Many players heard about the accident on their way back to work from summer breaks. Most NHL training camps open next weekend, and every club radiates optimism for the season ahead.
But hockey is hurting after an offseason of tragedies and disappointments, including the deaths of three players — including Rangers enforcer Derek Boogaard — in a four-month span before the catastrophic crash.
“The hockey world mourns yet again. Please God, we can’t take much more,” tweeted Blueshirts forward Brandon Prust, the former roommate of Boogaard.
“I know these people, half the team,” said Rangers center Artem Anisimov, according to the New York Daily News. Anisimov, from Yaroslavl, came through the Lokomotiv system on his way to the NHL.
“Young guys, we’ve grown up together, you know,” he said. “In Russia, they have school – it’s one organization, Yaroslavl. You go to the hockey school growing up, play with the second team and then you grow up and play with the first team, so a bunch of young guys I know, and the medical staff, all the staff, I know, too. So sad.”
Anisimov, obviously shaken up, continued: “I don’t want to believe it. The news says plane crash, and I feel sick. I feel bad. Sitting in traffic coming here, I felt terrible.”
No NHL team was left unscarred by the obliteration of a top club in the KHL, which emerged as Europe’s most lucrative league over the past three years, with teams in former Soviet republics competing with the NHL for players mostly from eastern Europe.
Former 1994 Rangers member Alexander Karpovtsev was among the casualties. He was an assistant coach with Lokomotiv.
“(Karpovtsev) was a fun-loving individual, who was also a very skilled and talented hockey player,” ’94 Rangers coach Mike Keenan told The Daily News. “He always had a smile on his face and laughed a lot.”
Ex-Islanders center Josef Vasicek and Karel Rachunek, former defenseman for the Rangers and Devils, were also on the plane. So was Alexander Vasyunov, who played with New Jersey for part of last season.
The loss of Vasyunov really hit Anisimov.

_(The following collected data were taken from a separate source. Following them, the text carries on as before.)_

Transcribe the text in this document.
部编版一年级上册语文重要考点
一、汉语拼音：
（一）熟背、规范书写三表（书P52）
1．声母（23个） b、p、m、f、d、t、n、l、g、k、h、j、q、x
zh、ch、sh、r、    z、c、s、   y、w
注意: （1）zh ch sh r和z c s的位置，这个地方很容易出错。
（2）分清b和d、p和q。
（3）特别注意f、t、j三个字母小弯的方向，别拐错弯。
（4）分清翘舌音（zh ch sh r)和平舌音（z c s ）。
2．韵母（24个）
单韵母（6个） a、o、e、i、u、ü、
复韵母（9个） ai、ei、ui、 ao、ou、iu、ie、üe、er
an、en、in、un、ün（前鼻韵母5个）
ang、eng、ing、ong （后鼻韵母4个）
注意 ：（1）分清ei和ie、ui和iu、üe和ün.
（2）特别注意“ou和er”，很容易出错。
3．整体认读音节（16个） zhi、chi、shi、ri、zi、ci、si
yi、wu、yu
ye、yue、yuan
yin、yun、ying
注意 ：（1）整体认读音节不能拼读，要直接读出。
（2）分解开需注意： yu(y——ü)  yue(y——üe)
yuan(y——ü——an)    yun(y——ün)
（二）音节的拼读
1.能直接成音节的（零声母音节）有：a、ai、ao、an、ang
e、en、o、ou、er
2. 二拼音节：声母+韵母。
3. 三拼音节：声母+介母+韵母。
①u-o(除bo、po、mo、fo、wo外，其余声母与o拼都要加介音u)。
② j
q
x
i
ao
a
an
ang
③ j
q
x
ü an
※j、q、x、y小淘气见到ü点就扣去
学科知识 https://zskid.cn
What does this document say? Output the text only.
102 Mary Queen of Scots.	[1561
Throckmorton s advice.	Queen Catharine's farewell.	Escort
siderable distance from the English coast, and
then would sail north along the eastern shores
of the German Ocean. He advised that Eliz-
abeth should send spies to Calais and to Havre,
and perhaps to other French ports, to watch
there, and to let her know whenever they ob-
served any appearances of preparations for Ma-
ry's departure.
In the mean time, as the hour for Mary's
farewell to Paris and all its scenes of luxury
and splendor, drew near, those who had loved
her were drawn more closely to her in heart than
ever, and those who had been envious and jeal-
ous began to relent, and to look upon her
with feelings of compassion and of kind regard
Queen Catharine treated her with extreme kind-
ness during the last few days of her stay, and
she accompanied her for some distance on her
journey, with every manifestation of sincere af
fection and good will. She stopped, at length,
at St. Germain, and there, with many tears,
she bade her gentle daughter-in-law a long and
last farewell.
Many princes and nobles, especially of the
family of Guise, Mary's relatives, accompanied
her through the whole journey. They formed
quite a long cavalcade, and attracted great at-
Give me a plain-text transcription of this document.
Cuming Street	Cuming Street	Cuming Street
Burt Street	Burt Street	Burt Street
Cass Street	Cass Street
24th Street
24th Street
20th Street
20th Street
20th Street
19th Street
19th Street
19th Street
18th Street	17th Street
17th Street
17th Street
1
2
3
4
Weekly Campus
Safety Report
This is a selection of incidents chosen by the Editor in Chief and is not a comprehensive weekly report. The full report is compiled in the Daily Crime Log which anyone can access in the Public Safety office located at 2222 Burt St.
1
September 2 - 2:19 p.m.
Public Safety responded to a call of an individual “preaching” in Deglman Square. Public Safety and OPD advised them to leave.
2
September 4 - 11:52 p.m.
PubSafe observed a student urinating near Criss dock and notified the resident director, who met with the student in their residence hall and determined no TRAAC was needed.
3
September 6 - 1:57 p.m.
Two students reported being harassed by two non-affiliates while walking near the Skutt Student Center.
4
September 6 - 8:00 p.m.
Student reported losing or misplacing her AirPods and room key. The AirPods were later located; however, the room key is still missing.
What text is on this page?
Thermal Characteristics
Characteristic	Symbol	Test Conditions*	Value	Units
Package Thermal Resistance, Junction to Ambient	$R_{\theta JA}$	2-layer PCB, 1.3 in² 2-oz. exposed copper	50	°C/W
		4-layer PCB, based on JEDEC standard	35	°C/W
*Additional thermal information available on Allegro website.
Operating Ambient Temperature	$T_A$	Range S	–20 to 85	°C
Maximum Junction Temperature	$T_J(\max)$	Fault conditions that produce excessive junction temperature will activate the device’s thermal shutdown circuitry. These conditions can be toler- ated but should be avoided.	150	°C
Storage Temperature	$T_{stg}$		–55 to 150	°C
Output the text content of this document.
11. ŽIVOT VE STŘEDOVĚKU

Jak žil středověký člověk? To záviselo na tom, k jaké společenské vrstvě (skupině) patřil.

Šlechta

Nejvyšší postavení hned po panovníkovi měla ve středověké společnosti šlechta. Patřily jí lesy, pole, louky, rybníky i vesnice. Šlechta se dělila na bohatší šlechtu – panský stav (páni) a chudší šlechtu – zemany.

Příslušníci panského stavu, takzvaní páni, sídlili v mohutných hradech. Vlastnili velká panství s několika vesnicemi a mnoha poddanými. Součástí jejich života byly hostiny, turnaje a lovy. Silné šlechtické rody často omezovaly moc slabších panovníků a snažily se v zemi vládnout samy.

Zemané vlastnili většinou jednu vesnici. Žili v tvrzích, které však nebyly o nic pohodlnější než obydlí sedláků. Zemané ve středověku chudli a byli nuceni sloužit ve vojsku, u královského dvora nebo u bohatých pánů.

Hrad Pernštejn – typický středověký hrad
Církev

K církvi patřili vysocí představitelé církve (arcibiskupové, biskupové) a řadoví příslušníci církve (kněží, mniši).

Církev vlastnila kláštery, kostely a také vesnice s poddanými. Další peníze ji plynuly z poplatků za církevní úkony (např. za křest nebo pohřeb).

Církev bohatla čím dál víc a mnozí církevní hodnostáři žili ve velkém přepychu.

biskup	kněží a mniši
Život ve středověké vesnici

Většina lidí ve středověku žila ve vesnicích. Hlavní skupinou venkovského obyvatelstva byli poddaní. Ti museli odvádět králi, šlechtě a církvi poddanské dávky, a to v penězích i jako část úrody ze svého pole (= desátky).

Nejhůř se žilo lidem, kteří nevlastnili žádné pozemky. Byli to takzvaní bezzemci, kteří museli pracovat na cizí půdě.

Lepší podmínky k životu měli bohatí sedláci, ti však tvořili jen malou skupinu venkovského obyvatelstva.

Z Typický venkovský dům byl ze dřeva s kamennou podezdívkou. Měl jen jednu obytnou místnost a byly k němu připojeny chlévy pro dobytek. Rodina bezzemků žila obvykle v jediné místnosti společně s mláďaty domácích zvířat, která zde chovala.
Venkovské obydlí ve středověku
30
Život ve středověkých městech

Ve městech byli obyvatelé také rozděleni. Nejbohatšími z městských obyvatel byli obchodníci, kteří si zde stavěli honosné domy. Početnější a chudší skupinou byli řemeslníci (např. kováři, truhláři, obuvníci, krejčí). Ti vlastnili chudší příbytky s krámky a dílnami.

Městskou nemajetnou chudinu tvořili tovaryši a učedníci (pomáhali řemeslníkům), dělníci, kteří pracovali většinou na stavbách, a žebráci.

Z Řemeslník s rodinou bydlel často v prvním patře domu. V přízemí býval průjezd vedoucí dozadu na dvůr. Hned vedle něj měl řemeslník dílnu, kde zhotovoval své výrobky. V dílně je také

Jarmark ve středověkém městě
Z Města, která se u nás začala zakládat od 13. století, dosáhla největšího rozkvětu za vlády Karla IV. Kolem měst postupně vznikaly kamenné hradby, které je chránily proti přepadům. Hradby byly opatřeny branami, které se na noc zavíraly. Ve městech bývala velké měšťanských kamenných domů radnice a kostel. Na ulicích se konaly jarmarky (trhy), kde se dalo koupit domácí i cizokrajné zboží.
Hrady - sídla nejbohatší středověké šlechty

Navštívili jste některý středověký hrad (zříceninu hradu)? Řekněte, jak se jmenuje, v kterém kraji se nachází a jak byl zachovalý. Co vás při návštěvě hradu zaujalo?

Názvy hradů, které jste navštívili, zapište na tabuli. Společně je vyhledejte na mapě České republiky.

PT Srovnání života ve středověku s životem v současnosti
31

“We grew up together and played together,” he said.
Hockey had been reeling since May 13, when Boogaard died in his apartment in Minneapolis.
The personable forward was one of the NHL’s top enforcers, bringing charisma to the traditional hockey role of brawler who sticks up for his teammates in crowd-pleasing fights. Boogaard died from an accidental mix of alcohol and the painkiller oxycodone, officials said. Meantime, Boston University scientists are studying his brain to determine whether he had a degenerative condition resulting from hits to the head.
“It’s terrible, the hockey world’s had these tragic losses all summer, and it twists up your stomach,” said Rangers forward Mike Rupp. “Everyone I’ve talked to today just has that sick feeling, and that’s all I’m feeling right now.”
Three months later the body of Rick Rypien of the Winnipeg Jets was discovered at his home in Alberta after a police official said a call was answered for a “sudden and non-suspicious” death. Although Rypien had suffered from depression for a decade, his brawling style of play raised additional questions about the mental health of enforcers.
Recently retired player Wade Belak hanged himself in Toronto on Aug. 31, a person familiar with the case told the AP.
The Lokomotiv disaster will linger over the upcoming NHL season.
“Though it occurred thousands of miles away from our home arenas, this tragedy represents a catastrophic loss to the hockey world, including the NHL family, which lost so many fathers, sons, teammates and friends who at one time excelled in our league,” said NHL commissioner Gary Bettman in a statement. “Our deepest condolences go to the families and loved ones of all who perished.”